On Tuesday, Ms. Clark’s government tabled its 2015-16 budget, where the increase in the Ministry of Health was again kept under 3 per cent – not that much greater than the rate of inflation. It is the fourth consecutive budget in which the B.C. government has been able to achieve this goal, which has helped put it in a position to not only balance its books – for the third straight year – but also begin paying down overall debt.

BC reveals another balanced budget (CTVNews Video)

Nationally, B.C. has put itself in an enviable position. The estimated surplus for the current fiscal year ending March 31 is nearly $1-billion. The government is projecting surpluses in the next two budgets cycles as well.

The province’s debt to gross domestic product ratio – the number credit rating agencies really keep an eye on – will hit 17.4 per cent this fiscal year and is forecast to decline to 16.6 per cent by 2017-18. This compares to a debt-to-GDP ratio of 54.3 per cent for Quebec and 39 per cent for Ontario. It would appear there are no immediate threats to B.C.’s plum Triple-A credit rating.

Meantime, other important measurements of debt are also in retreat, including debt to revenue, direct operating debt and overall growth of debt.

When you talk to people in the Clark administration, there is near-unanimous agreement that one of the key factors in the government’s ability to begin getting its fiscal house in order was its single-minded focus on health care.

“Addressing health-care costs is one essential prerequisite [to balancing budgets],” Finance Minister Mike de Jong said. “And I think the other is addressing costs around your overall labour costs. They both accumulate and aggregate and continue to build year over year.”

From 2001-02 to 2011-12, Health Ministry costs grew at an average of just over 5 per cent annually. But the last three years of that period – from 2009 to 2012 – department accounts grew at rates of 5.7, 4.9 and 6.3 per cent respectively. When Ms. Clark became premier in 2011 and made balanced budgets a priority, pressure built inside government to find ways to start containing those costs.

Government bargained tough new agreements with nurses and doctors and also drove better deals with medical laboratories throughout the province. It urged greater collaboration among health authorities in an effort to find efficiencies that would save cash. It introduced patient-focused health care, a change from the block-funding model in which hospitals were given a set amount of money each year.

Under the new formula, the funding moved with patients; consequently, the more patients a hospital handled, the more money it received. This set up a competition among hospitals for customers, which helped drive further cost savings. The other major price escalator was Pharmacare – drugs are expensive.

Again, B.C. began driving harder bargains with drug manufacturers. It joined with other Western provinces to make bulk buys, which also helped lower costs. It looked more often at generics. Between 2007-08 and 2010-11, Pharmacare costs increased an average of 5.6 per cent annually. From 2011-12 to 2013-14, that number fell to an average of just 1 per cent, according to the Ministry of Finance.

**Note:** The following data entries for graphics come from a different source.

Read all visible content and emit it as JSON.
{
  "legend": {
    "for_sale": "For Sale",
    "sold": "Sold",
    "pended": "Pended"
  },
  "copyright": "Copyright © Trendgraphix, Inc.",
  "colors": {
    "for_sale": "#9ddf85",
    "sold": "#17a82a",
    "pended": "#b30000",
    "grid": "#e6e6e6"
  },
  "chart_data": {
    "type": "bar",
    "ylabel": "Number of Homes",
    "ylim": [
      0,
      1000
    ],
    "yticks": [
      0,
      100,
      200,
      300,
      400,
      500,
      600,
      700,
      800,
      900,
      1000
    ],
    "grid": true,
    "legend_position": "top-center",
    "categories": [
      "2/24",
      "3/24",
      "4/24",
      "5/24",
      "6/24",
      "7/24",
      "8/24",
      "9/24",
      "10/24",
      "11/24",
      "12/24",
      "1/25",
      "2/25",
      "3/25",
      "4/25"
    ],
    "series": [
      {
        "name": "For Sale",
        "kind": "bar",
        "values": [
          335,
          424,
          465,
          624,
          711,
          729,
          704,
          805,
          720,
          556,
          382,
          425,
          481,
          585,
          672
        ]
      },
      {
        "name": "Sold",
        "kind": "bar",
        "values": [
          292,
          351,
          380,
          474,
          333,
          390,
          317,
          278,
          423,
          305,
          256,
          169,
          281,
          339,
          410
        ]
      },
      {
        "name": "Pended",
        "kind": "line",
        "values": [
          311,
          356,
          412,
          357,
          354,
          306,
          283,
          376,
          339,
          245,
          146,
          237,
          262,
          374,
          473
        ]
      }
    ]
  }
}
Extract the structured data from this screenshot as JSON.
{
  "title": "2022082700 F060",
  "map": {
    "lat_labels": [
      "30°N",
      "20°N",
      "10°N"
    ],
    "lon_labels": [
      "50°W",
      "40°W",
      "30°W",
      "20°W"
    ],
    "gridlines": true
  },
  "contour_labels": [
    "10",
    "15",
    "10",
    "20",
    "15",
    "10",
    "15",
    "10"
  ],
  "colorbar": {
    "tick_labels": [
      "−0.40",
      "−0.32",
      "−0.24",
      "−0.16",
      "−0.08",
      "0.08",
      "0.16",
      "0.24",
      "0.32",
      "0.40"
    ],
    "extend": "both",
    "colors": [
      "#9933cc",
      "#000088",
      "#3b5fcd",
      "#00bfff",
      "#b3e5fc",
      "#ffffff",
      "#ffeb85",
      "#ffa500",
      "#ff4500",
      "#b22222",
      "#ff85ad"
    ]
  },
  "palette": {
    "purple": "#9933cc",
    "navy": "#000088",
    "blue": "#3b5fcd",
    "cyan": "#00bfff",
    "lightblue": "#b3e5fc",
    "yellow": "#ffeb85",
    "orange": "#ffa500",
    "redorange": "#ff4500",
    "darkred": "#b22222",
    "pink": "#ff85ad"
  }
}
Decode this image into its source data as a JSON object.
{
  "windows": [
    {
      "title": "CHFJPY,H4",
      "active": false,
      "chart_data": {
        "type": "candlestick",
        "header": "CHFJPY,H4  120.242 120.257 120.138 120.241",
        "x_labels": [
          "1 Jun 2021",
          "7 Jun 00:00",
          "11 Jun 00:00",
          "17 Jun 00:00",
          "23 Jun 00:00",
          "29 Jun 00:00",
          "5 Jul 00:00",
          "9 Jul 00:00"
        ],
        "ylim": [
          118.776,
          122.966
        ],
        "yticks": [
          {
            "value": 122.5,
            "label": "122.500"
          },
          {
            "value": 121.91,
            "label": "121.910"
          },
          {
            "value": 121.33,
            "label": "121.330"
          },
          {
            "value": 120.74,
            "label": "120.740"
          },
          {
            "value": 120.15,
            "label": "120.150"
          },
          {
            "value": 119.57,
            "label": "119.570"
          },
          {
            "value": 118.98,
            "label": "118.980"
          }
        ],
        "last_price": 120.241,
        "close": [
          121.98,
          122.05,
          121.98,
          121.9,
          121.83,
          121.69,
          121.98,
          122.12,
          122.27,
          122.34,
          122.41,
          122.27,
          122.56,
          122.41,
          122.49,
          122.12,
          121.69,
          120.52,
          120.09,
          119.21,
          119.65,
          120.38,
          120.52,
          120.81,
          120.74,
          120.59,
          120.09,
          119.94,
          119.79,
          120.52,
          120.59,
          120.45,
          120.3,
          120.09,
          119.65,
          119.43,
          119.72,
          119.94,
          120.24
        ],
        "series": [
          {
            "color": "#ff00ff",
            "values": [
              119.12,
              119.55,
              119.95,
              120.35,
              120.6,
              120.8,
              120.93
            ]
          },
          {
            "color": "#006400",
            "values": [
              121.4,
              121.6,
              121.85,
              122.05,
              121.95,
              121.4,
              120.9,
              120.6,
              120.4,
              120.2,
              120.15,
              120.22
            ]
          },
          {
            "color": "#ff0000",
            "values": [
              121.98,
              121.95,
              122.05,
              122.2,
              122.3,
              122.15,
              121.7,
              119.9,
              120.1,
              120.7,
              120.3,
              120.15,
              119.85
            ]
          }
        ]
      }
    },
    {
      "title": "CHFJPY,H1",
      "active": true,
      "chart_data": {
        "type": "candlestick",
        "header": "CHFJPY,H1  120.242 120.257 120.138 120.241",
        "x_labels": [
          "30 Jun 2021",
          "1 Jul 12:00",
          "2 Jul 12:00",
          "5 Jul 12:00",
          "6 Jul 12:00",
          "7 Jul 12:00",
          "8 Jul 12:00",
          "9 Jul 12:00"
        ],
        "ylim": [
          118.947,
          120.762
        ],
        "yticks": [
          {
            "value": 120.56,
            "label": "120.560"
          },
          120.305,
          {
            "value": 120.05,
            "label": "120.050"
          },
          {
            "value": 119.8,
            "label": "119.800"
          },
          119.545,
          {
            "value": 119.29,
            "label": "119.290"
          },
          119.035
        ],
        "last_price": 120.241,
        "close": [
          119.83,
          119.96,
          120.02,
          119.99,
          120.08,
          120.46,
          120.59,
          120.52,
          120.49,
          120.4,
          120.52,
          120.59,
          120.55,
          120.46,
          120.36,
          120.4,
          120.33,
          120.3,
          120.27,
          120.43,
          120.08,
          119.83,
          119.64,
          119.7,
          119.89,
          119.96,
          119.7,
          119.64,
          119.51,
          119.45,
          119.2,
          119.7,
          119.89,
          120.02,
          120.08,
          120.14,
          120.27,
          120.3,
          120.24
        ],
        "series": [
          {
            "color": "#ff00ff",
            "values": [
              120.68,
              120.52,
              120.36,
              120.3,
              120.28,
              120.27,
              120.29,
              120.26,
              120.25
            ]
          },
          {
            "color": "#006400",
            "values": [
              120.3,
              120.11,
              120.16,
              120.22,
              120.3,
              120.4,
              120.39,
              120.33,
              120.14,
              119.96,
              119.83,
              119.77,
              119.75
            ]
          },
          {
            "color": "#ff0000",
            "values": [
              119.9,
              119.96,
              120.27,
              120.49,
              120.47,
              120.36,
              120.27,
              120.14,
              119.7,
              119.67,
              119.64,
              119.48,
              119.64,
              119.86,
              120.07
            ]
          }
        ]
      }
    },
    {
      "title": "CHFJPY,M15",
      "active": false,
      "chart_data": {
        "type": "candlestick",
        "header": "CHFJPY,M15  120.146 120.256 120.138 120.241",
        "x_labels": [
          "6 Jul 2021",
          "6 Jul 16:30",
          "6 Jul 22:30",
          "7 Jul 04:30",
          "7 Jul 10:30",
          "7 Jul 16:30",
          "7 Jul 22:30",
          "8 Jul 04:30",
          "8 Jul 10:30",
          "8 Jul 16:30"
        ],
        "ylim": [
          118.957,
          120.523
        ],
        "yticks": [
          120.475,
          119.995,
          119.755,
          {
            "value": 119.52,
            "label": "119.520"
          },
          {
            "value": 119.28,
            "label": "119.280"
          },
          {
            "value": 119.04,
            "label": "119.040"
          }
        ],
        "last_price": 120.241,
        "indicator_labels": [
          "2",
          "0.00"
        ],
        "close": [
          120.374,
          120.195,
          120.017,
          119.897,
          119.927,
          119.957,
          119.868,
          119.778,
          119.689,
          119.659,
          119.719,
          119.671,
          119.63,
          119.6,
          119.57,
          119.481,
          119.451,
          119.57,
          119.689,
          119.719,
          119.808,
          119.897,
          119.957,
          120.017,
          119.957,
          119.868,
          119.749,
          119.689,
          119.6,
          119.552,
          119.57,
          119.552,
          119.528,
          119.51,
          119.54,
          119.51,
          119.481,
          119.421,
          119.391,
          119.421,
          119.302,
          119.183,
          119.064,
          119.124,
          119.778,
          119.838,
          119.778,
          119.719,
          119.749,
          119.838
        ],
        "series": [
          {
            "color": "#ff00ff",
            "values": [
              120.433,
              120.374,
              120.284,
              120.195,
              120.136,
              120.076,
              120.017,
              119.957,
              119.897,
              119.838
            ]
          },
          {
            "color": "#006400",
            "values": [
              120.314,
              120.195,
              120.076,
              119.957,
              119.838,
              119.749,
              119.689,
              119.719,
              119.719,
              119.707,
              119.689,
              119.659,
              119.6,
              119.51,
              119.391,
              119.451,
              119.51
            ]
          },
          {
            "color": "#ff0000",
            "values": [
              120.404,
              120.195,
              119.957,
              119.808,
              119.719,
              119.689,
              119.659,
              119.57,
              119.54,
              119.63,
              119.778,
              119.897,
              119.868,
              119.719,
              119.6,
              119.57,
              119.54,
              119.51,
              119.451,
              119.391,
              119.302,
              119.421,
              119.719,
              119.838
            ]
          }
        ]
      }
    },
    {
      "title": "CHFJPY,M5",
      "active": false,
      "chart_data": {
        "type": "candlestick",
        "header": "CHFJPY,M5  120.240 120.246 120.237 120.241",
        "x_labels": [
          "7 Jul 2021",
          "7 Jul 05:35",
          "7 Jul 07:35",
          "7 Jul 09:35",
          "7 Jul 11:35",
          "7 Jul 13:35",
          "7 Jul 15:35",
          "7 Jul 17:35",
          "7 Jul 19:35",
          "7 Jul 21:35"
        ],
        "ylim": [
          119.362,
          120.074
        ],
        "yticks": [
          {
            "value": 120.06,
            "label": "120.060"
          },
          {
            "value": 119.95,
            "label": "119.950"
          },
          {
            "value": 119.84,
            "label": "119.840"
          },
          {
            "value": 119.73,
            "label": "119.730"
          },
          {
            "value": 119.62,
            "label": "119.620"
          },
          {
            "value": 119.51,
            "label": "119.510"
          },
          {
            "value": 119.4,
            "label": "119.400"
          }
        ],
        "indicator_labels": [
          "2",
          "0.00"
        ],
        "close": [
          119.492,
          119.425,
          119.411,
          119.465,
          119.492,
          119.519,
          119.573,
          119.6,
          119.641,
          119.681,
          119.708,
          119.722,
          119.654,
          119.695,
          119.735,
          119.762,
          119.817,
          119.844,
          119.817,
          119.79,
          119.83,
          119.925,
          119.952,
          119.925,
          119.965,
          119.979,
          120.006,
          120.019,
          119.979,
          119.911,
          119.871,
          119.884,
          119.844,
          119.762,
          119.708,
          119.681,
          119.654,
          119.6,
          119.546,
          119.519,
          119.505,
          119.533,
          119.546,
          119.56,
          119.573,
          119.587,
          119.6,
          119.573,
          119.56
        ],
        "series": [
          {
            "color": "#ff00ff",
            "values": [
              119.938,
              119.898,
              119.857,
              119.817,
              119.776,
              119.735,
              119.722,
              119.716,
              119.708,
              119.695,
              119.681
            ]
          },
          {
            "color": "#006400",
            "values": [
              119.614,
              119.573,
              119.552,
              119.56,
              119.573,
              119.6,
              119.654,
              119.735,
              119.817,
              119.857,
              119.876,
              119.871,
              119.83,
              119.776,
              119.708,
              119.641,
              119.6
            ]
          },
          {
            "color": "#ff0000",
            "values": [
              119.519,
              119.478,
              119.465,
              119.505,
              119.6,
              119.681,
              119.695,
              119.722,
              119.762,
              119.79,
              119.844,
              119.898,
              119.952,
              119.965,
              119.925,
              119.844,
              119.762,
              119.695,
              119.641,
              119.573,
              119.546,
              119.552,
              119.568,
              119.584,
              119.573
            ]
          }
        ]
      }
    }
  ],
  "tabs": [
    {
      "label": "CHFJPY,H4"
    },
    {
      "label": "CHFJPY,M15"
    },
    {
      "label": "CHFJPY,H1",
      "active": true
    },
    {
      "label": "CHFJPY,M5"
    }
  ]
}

Mr. de Jong believes that containing health-care costs is getting harder, with the province set to receive less in health transfer payments from Ottawa in 2017-18, under a new funding model linked to nominal GDP and population.

“To the extent there was ever low-hanging fruit – generic drugs, laboratory costs, etc. – I think we’ve dealt with most of those,” Mr. de Jong said. “But with a [Health Ministry] budget of $18-billion, I’d like to think there are other efficiencies that can be found.”

He believes rate increases that hover near or slightly above the rate of inflation could become the new normal.

“I believe it is sustainable,” he said, “and when you look around the country, more and more jurisdictions are coming to the same conclusion, mostly out of necessity.”